I should confess here that I’ve known Mr. Skelly long enough that it strikes me funny to type “Mr. Skelly.” In the spring of 1986, my friend was in the Peace Corps in Costa Rica, and I got my newspaper to help finance a trip to visit him so we could both make our way into Nicaragua. The U.S was financing the Contra war to overthrow the Sandinista government at the time. (No heroes, we spent most of our time infiltrating cantinas.)
Mr. Skelly moved to Houston and got into the wind industry when he and it were still young. “Superpower” opens in 2009 with him in the Oklahoma panhandle on a hot summer day. “The wind rarely stopped blowing ... the sun was also relentless.” That adds up to a wind-and-solar energy goldmine, but it’s too far from big cities for that tremendous power to light much.
He decided to build “a power line that stretched across three states, held aloft by 150-foot-tall towers,” to get the juice to Memphis, Tenn. He co-founded Clean Line Energy Partners and, by the end of 2009, had put $1 million of his own money — mostly earned through his previous wind-energy work — into this project.
The line would cost between $3.5 billion to $4 billion, privately financed, with no money from government — if it could reach Tennessee. By 2015, it had backing from the Sierra Club and the Arkansas State Chamber of Commerce, and the proposed 720-mile route didn’t require knocking down a single house. When the U.S. Department of Energy backed this idea for cheap energy to power 1.5 million homes, it looked like a lock.
Then it failed, a death by a thousand cuts.
There was the Tennessee Valley Authority, which nibbled but never bit on buying this power. There was the powerful Republican U.S. senator from Tennessee, Lamar Alexander, who flat out hates big windmills. (He has owned property on Nantucket Island, Mass., where a proposed wind farm threatened to mar the view.) And there was grassroots opposition from Arkansas residents who resented “a bunch of elites from Houston trying to impose their business plan, their climate solution, on rural Arkansas,” Mr. Gold wrote.
The lesson on high-power lines may be “we don’t want to look at it,” Mr. Gold said. Maybe underground lines along a railroad corridor would be an easier sell, he said, but a network of high-power lines akin to Interstate highways is unlikely because “you can line up 10 counties in a row and that 11th county can bury you.”
He nonetheless expects the politics of climate change to shift relatively soon.

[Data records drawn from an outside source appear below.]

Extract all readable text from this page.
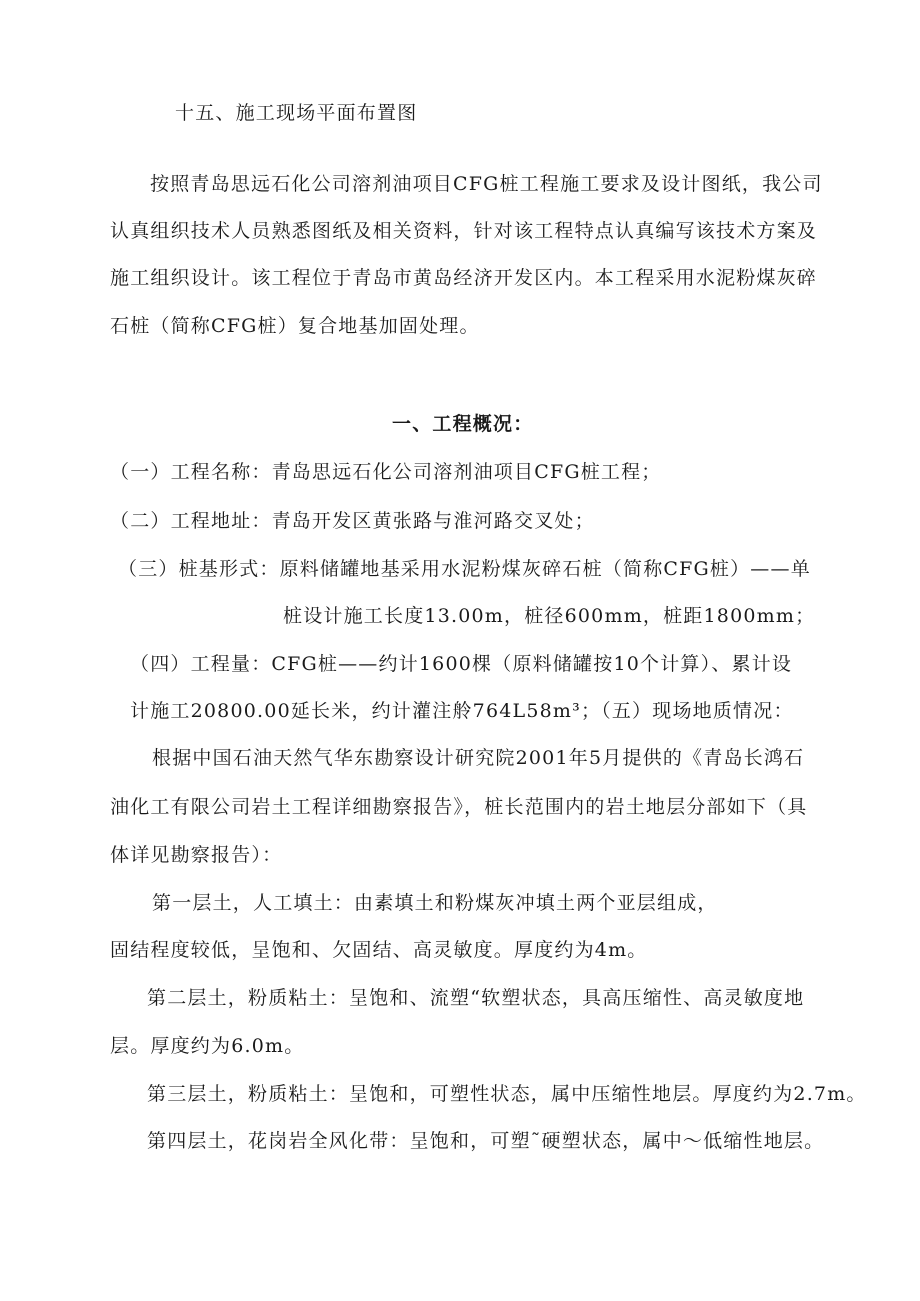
十五、施工现场平面布置图
按照青岛思远石化公司溶剂油项目CFG桩工程施工要求及设计图纸，我公司
认真组织技术人员熟悉图纸及相关资料，针对该工程特点认真编写该技术方案及
施工组织设计。该工程位于青岛市黄岛经济开发区内。本工程采用水泥粉煤灰碎
石桩（简称CFG桩）复合地基加固处理。
一、工程概况：
（一）工程名称：青岛思远石化公司溶剂油项目CFG桩工程；
（二）工程地址：青岛开发区黄张路与淮河路交叉处；
（三）桩基形式：原料储罐地基采用水泥粉煤灰碎石桩（简称CFG桩）——单
桩设计施工长度13.00m，桩径600mm，桩距1800mm；
（四）工程量：CFG桩——约计1600棵（原料储罐按10个计算）、累计设
计施工20800.00延长米，约计灌注舲764L58m³；（五）现场地质情况：
根据中国石油天然气华东勘察设计研究院2001年5月提供的《青岛长鸿石
油化工有限公司岩土工程详细勘察报告》，桩长范围内的岩土地层分部如下（具
体详见勘察报告）：
第一层土，人工填土：由素填土和粉煤灰冲填土两个亚层组成，
固结程度较低，呈饱和、欠固结、高灵敏度。厚度约为4m。
第二层土，粉质粘土：呈饱和、流塑“软塑状态，具高压缩性、高灵敏度地
层。厚度约为6.0m。
第三层土，粉质粘土：呈饱和，可塑性状态，属中压缩性地层。厚度约为2.7m。
第四层土，花岗岩全风化带：呈饱和，可塑˜硬塑状态，属中～低缩性地层。
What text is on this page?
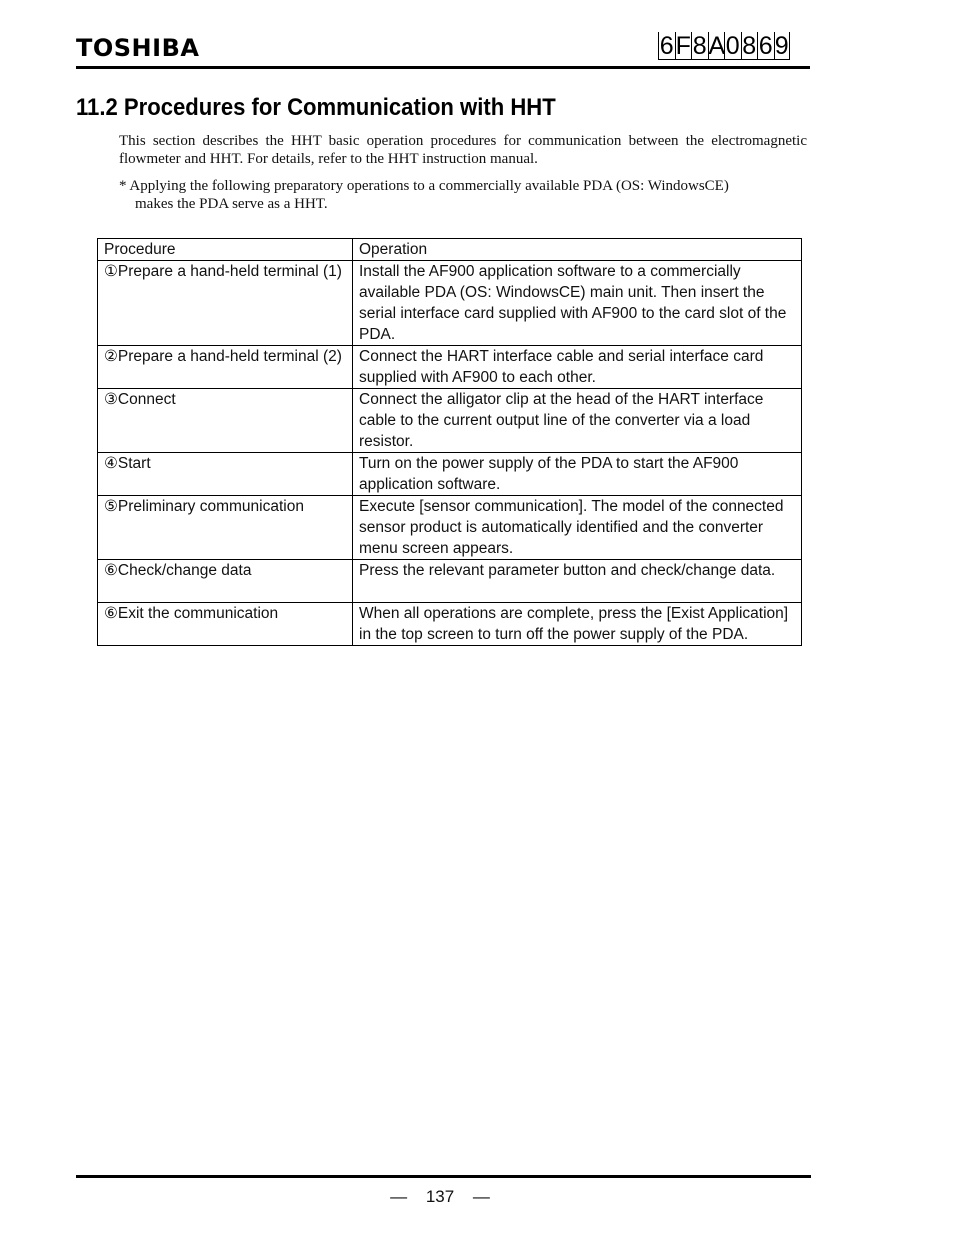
TOSHIBA	6 F 8 A 0 8 6 9
11.2 Procedures for Communication with HHT
This section describes the HHT basic operation procedures for communication between the electromagnetic flowmeter and HHT. For details, refer to the HHT instruction manual.
* Applying the following preparatory operations to a commercially available PDA (OS: WindowsCE)
makes the PDA serve as a HHT.
Procedure	Operation
①Prepare a hand-held terminal (1)	Install the AF900 application software to a commercially available PDA (OS: WindowsCE) main unit. Then insert the serial interface card supplied with AF900 to the card slot of the PDA.
②Prepare a hand-held terminal (2)	Connect the HART interface cable and serial interface card supplied with AF900 to each other.
③Connect	Connect the alligator clip at the head of the HART interface cable to the current output line of the converter via a load resistor.
④Start	Turn on the power supply of the PDA to start the AF900 application software.
⑤Preliminary communication	Execute [sensor communication]. The model of the connected sensor product is automatically identified and the converter menu screen appears.
⑥Check/change data	Press the relevant parameter button and check/change data.
⑥Exit the communication	When all operations are complete, press the [Exist Application] in the top screen to turn off the power supply of the PDA.
— 137 —
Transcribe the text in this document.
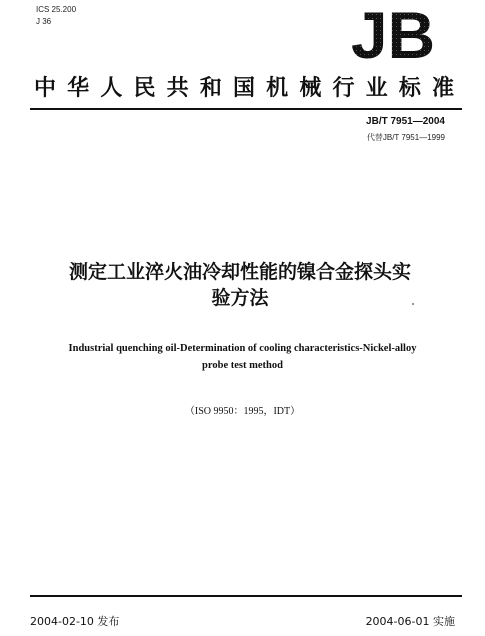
ICS 25.200
J 36	JB
中 华 人 民 共 和 国 机 械 行 业 标 准
JB/T 7951—2004
代替JB/T 7951—1999
测定工业淬火油冷却性能的镍合金探头实
验方法
Industrial quenching oil-Determination of cooling characteristics-Nickel-alloy
probe test method
（ISO 9950：1995，IDT）
2004-02-10 发布	2004-06-01 实施
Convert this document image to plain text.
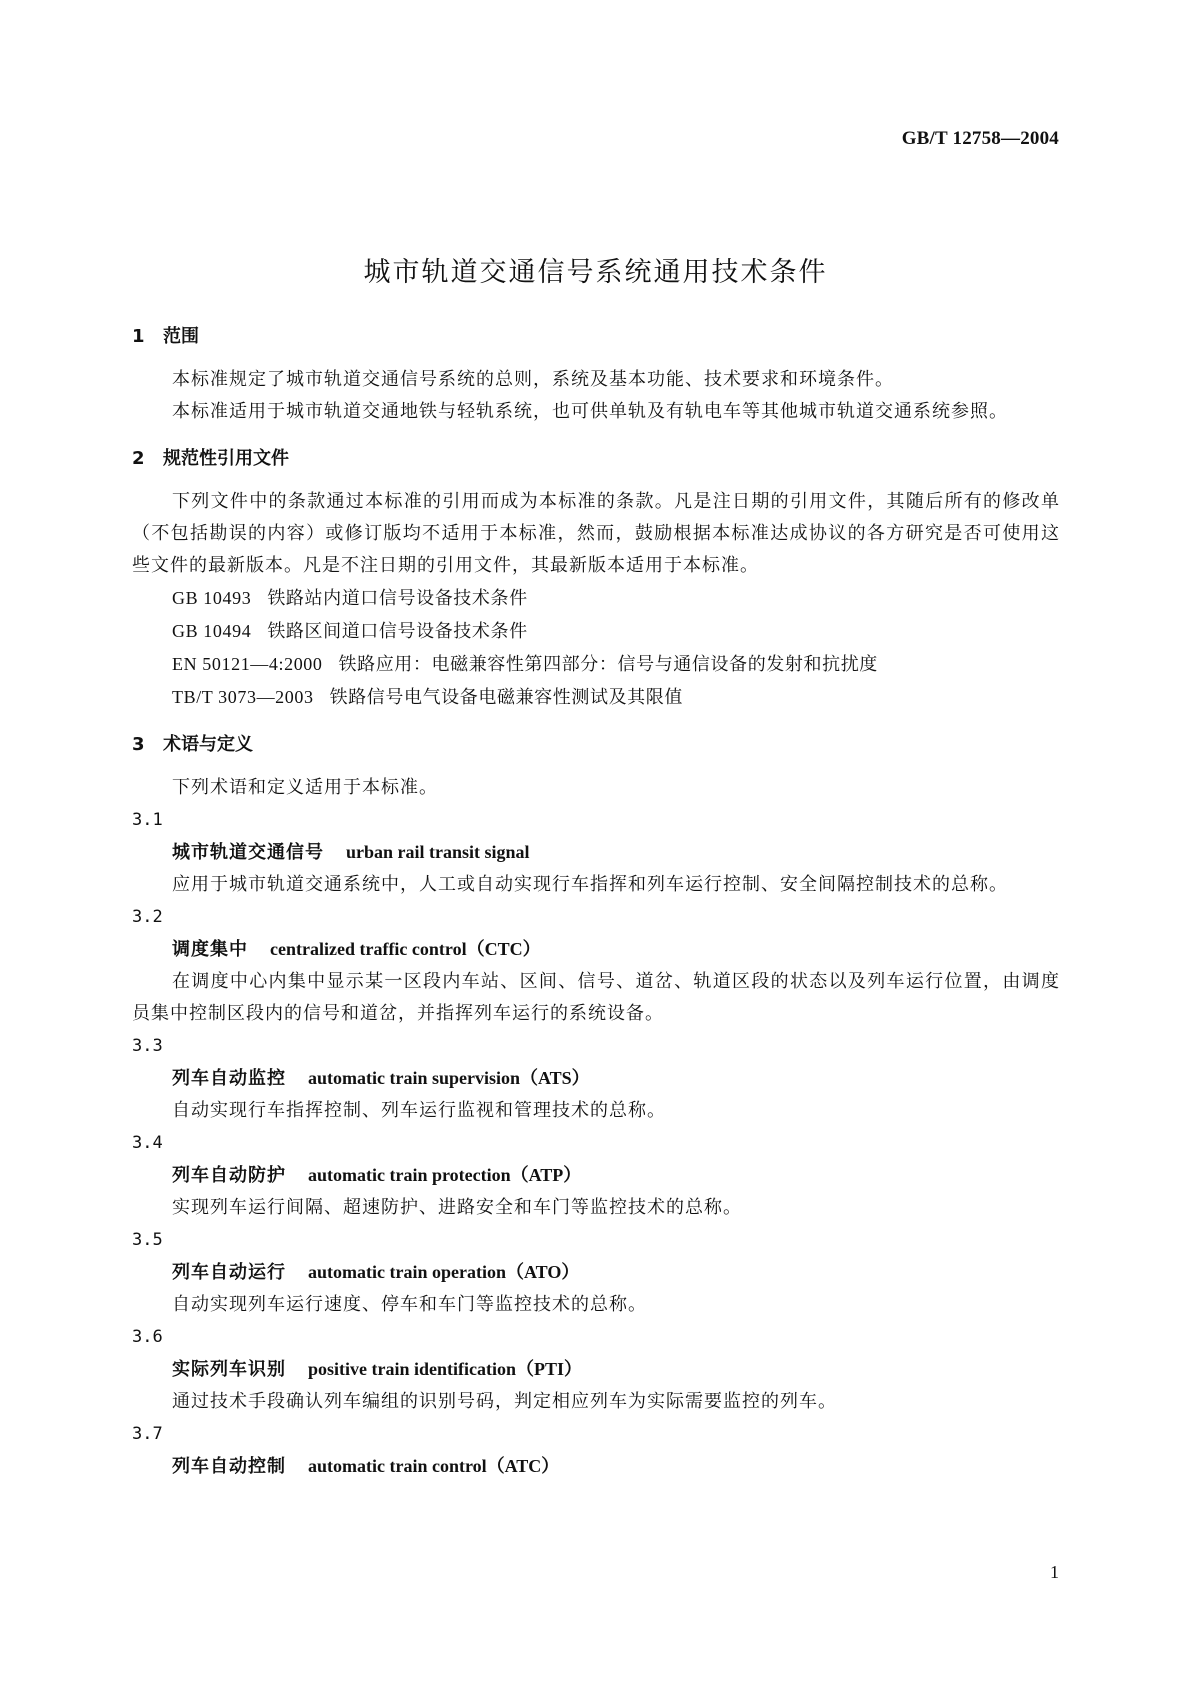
GB/T 12758—2004
城市轨道交通信号系统通用技术条件
1 范围

本标准规定了城市轨道交通信号系统的总则，系统及基本功能、技术要求和环境条件。

本标准适用于城市轨道交通地铁与轻轨系统，也可供单轨及有轨电车等其他城市轨道交通系统参照。

2 规范性引用文件

下列文件中的条款通过本标准的引用而成为本标准的条款。凡是注日期的引用文件，其随后所有的修改单（不包括勘误的内容）或修订版均不适用于本标准，然而，鼓励根据本标准达成协议的各方研究是否可使用这些文件的最新版本。凡是不注日期的引用文件，其最新版本适用于本标准。

GB 10493 铁路站内道口信号设备技术条件

GB 10494 铁路区间道口信号设备技术条件

EN 50121—4:2000 铁路应用：电磁兼容性第四部分：信号与通信设备的发射和抗扰度

TB/T 3073—2003 铁路信号电气设备电磁兼容性测试及其限值

3 术语与定义

下列术语和定义适用于本标准。

3.1

城市轨道交通信号 urban rail transit signal

应用于城市轨道交通系统中，人工或自动实现行车指挥和列车运行控制、安全间隔控制技术的总称。

3.2

调度集中 centralized traffic control（CTC）

在调度中心内集中显示某一区段内车站、区间、信号、道岔、轨道区段的状态以及列车运行位置，由调度员集中控制区段内的信号和道岔，并指挥列车运行的系统设备。

3.3

列车自动监控 automatic train supervision（ATS）

自动实现行车指挥控制、列车运行监视和管理技术的总称。

3.4

列车自动防护 automatic train protection（ATP）

实现列车运行间隔、超速防护、进路安全和车门等监控技术的总称。

3.5

列车自动运行 automatic train operation（ATO）

自动实现列车运行速度、停车和车门等监控技术的总称。

3.6

实际列车识别 positive train identification（PTI）

通过技术手段确认列车编组的识别号码，判定相应列车为实际需要监控的列车。

3.7

列车自动控制 automatic train control（ATC）

1
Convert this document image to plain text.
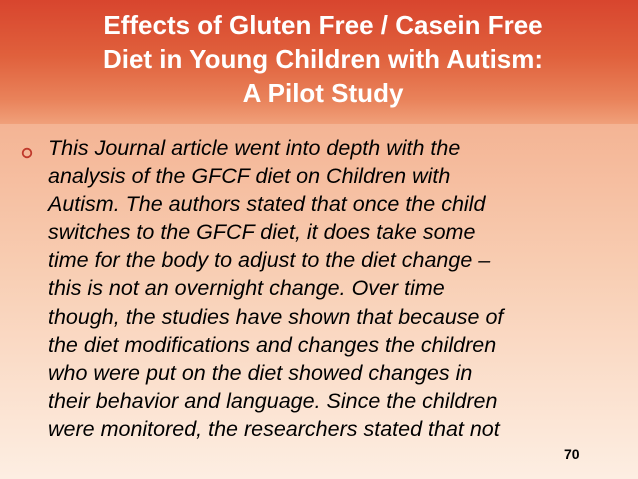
Effects of Gluten Free / Casein Free
Diet in Young Children with Autism:
A Pilot Study

This Journal article went into depth with the
analysis of the GFCF diet on Children with
Autism. The authors stated that once the child
switches to the GFCF diet, it does take some
time for the body to adjust to the diet change –
this is not an overnight change. Over time
though, the studies have shown that because of
the diet modifications and changes the children
who were put on the diet showed changes in
their behavior and language. Since the children
were monitored, the researchers stated that not

70
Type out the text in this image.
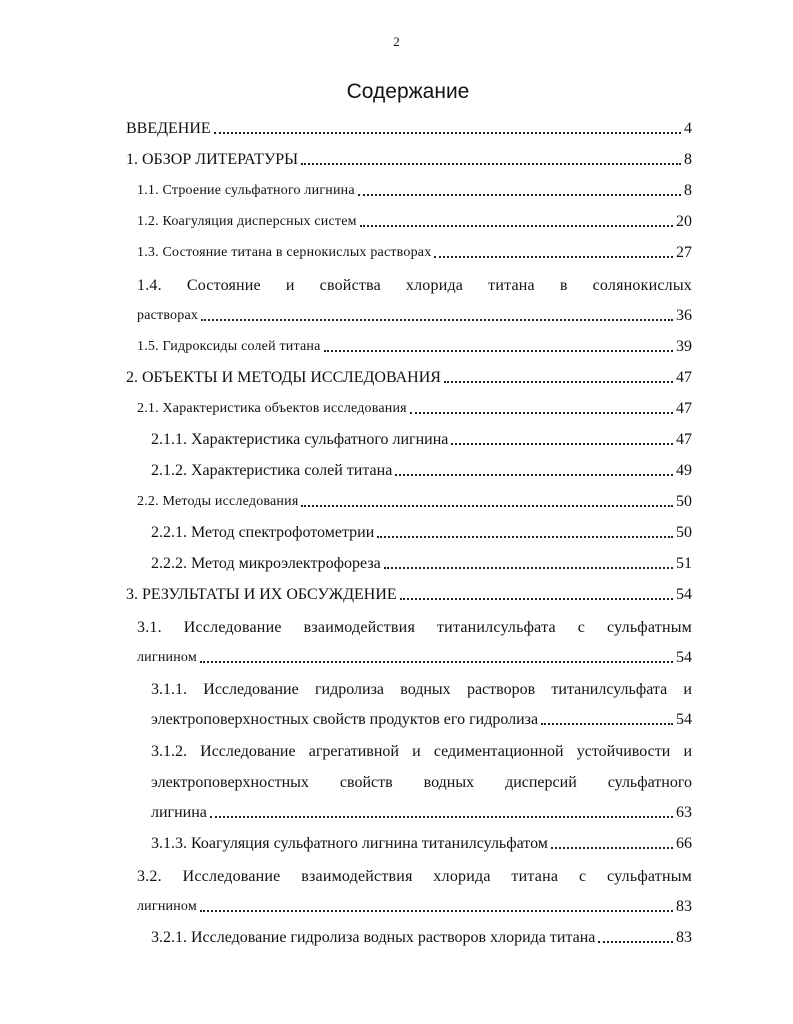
2
Содержание
ВВЕДЕНИЕ	4
1. ОБЗОР ЛИТЕРАТУРЫ	8
1.1. Строение сульфатного лигнина	8
1.2. Коагуляция дисперсных систем	20
1.3. Состояние титана в сернокислых растворах	27
1.4. Состояние и свойства хлорида титана в солянокислых
растворах	36
1.5. Гидроксиды солей титана	39
2. ОБЪЕКТЫ И МЕТОДЫ ИССЛЕДОВАНИЯ	47
2.1. Характеристика объектов исследования	47
2.1.1. Характеристика сульфатного лигнина	47
2.1.2. Характеристика солей титана	49
2.2. Методы исследования	50
2.2.1. Метод спектрофотометрии	50
2.2.2. Метод микроэлектрофореза	51
3. РЕЗУЛЬТАТЫ И ИХ ОБСУЖДЕНИЕ	54
3.1. Исследование взаимодействия титанилсульфата с сульфатным
лигнином	54
3.1.1. Исследование гидролиза водных растворов титанилсульфата и
электроповерхностных свойств продуктов его гидролиза	54
3.1.2. Исследование агрегативной и седиментационной устойчивости и
электроповерхностных свойств водных дисперсий сульфатного
лигнина	63
3.1.3. Коагуляция сульфатного лигнина титанилсульфатом	66
3.2. Исследование взаимодействия хлорида титана с сульфатным
лигнином	83
3.2.1. Исследование гидролиза водных растворов хлорида титана	83
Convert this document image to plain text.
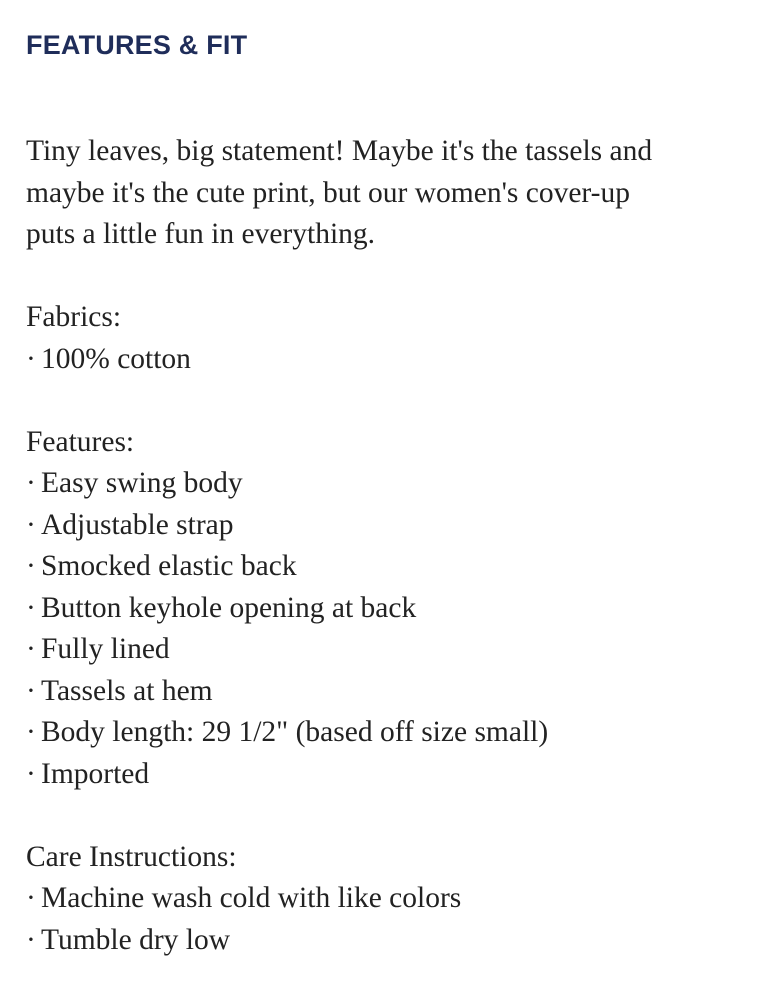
FEATURES & FIT

Tiny leaves, big statement! Maybe it's the tassels and
maybe it's the cute print, but our women's cover-up
puts a little fun in everything.

Fabrics:
· 100% cotton
Features:
· Easy swing body
· Adjustable strap
· Smocked elastic back
· Button keyhole opening at back
· Fully lined
· Tassels at hem
· Body length: 29 1/2" (based off size small)
· Imported
Care Instructions:
· Machine wash cold with like colors
· Tumble dry low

Those “who expect to be alive in 2075” can see that every credible look ahead points to warmer climes, Mr. Gold said. And our country has a tremendous energy asset yet untapped.
“We have a superabundance of wind in the middle of the country,” he said. “It’s a pretty good solar location, too, in places. If we can find a way effectively build the transmission lines, we’ll be in great shape.”
Mr. Skelly’s company sold its best assets and folded. Some of what they accomplished may yet bear fruit — “the second mouse gets the cheese,” he says — but there will be nothing as ambitious as the long line to Memphis.
“If we can’t build in these super windy places because there’s no transmission, we’ll have to build in less windy places — and the power will cost you more.”
He lost money and spent the most productive years of his working life on a project that fizzled, but he tells me, “You got to risk it to get the biscuit, right?” He has taken a salaried job as an investment banker, and he’s not big on regrets.
“If you don’t want your heart broken, don’t do stuff you love. Heartbreak is OK.”